Griffin-Bacal Advertising
- Industry: Advertising
- Founded: 1978; 48 years ago
- Founder: Tom Griffin and Joe Bacal
- Defunct: 2001; 25 years ago
- Fate: Merged by Omnicom with Moss/Dragoti
- Headquarters: New York City
- Key people: Tom Griffin and Joe Bacal
- Parent: DDB Worldwide (1994–2001)
- Subsidiaries: Sunbow Productions (1980–1998)

= Griffin-Bacal Advertising =

Former advertising agency

Griffin-Bacal Advertising was a global advertising agency founded in 1978 by Tom Griffin and Joe Bacal. One of their first clients was Hasbro, which employed their services for coming up with advertising campaigns for several of their toy lines such as G.I. Joe: A Real American Hero and Transformers. At the company's peak, it was the 67th largest advertising company in the world.
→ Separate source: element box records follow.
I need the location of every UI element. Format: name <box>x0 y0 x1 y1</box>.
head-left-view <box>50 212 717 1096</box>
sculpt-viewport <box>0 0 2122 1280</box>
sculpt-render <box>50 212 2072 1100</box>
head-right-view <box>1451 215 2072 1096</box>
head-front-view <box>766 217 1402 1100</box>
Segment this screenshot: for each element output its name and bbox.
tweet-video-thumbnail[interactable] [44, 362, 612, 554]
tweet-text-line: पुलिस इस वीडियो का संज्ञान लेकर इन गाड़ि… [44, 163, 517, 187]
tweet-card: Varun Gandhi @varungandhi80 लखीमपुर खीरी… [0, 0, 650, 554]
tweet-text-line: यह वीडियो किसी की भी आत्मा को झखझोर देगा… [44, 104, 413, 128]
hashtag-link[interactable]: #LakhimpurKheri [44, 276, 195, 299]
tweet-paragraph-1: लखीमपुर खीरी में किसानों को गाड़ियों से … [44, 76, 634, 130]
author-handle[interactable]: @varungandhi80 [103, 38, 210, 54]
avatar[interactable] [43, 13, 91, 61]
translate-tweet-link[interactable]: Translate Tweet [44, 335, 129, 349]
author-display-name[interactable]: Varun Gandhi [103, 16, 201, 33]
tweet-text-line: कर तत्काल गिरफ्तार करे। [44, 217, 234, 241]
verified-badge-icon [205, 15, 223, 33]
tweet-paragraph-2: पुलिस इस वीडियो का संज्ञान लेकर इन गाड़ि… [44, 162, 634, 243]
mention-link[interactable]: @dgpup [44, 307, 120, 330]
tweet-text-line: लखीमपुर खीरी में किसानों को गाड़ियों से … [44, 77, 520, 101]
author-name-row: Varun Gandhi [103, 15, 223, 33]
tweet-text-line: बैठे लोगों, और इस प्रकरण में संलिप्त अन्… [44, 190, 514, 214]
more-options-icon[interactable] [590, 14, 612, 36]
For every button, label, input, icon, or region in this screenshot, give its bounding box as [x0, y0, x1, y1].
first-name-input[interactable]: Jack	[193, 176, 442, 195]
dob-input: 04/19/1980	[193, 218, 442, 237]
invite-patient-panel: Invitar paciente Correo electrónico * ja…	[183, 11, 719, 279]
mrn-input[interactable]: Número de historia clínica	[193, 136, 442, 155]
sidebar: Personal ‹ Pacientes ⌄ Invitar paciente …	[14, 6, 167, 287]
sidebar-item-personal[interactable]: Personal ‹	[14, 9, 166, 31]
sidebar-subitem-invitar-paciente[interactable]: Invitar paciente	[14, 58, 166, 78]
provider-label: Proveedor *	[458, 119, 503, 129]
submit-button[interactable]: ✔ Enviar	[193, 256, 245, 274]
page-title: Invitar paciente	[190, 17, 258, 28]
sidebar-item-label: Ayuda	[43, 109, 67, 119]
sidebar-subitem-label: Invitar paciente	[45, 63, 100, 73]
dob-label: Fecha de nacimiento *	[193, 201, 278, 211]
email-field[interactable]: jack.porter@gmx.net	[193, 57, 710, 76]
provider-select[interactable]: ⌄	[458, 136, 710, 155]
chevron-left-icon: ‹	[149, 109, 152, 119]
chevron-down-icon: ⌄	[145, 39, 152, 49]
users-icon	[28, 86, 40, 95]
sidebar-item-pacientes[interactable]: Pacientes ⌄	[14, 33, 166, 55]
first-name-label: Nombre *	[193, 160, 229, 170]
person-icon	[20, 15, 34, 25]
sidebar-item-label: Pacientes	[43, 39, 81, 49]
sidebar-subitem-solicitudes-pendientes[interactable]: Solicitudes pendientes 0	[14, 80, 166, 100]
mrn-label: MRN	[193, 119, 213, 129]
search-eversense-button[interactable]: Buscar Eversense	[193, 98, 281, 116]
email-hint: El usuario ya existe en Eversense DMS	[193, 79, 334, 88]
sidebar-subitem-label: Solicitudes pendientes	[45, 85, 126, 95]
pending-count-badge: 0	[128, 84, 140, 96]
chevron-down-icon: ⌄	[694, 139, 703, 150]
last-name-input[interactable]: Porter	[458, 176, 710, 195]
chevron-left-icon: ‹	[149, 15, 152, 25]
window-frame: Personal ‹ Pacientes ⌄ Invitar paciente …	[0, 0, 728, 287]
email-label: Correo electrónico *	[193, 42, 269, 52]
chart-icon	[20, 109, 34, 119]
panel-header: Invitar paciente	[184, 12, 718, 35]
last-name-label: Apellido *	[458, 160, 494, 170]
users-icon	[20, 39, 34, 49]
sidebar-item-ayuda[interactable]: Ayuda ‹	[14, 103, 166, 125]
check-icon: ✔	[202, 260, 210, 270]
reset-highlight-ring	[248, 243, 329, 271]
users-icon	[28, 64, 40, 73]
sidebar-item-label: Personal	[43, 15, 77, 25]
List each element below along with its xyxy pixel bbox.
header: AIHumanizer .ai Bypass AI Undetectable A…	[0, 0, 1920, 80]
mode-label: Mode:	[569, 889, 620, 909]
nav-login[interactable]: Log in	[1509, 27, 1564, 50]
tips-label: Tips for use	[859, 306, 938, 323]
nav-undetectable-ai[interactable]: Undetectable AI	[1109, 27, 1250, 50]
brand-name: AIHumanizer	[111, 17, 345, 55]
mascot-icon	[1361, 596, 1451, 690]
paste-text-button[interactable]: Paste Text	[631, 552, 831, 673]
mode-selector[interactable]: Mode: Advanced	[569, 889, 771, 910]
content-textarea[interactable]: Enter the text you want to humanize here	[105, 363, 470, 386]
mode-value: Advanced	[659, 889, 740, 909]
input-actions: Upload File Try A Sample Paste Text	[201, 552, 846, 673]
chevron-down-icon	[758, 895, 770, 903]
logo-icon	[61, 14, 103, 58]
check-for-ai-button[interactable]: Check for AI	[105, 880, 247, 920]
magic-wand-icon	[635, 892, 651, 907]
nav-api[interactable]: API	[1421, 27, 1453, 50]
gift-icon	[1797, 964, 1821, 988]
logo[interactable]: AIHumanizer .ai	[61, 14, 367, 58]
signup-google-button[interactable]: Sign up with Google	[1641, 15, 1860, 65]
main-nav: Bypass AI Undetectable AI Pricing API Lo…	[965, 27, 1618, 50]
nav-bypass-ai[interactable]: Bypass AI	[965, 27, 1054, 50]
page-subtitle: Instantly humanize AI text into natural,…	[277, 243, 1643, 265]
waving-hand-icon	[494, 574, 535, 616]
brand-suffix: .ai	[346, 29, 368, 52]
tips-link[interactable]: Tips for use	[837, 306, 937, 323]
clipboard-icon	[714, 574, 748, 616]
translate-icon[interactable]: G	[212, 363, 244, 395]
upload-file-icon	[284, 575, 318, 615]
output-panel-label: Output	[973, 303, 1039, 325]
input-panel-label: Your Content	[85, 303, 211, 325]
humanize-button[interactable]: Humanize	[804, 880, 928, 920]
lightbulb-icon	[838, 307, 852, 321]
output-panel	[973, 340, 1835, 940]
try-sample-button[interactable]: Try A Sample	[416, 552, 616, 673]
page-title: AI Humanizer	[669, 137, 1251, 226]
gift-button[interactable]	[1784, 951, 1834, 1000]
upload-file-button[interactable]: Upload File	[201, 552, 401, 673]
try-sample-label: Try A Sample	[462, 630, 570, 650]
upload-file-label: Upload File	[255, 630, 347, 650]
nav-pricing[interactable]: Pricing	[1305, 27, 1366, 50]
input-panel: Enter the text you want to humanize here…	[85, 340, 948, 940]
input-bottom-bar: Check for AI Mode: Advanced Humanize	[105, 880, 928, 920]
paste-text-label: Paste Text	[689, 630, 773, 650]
In 1994, Griffin-Bacal was bought by DDB Worldwide, but Hasbro ceased employing their services in 2000. This resulted in Griffin-Bacal laying off two thirds of staff. Following these events and the retirement of Tom Griffin and Joe Bacal, DDB's parent company Omnicom decided to merge Griffin-Bacal with Moss/Dragoti in 2001.

Griffin-Bacal's co-founder Joe Bacal died in Manhattan, New York City on October 24, 2019, at the age of 85.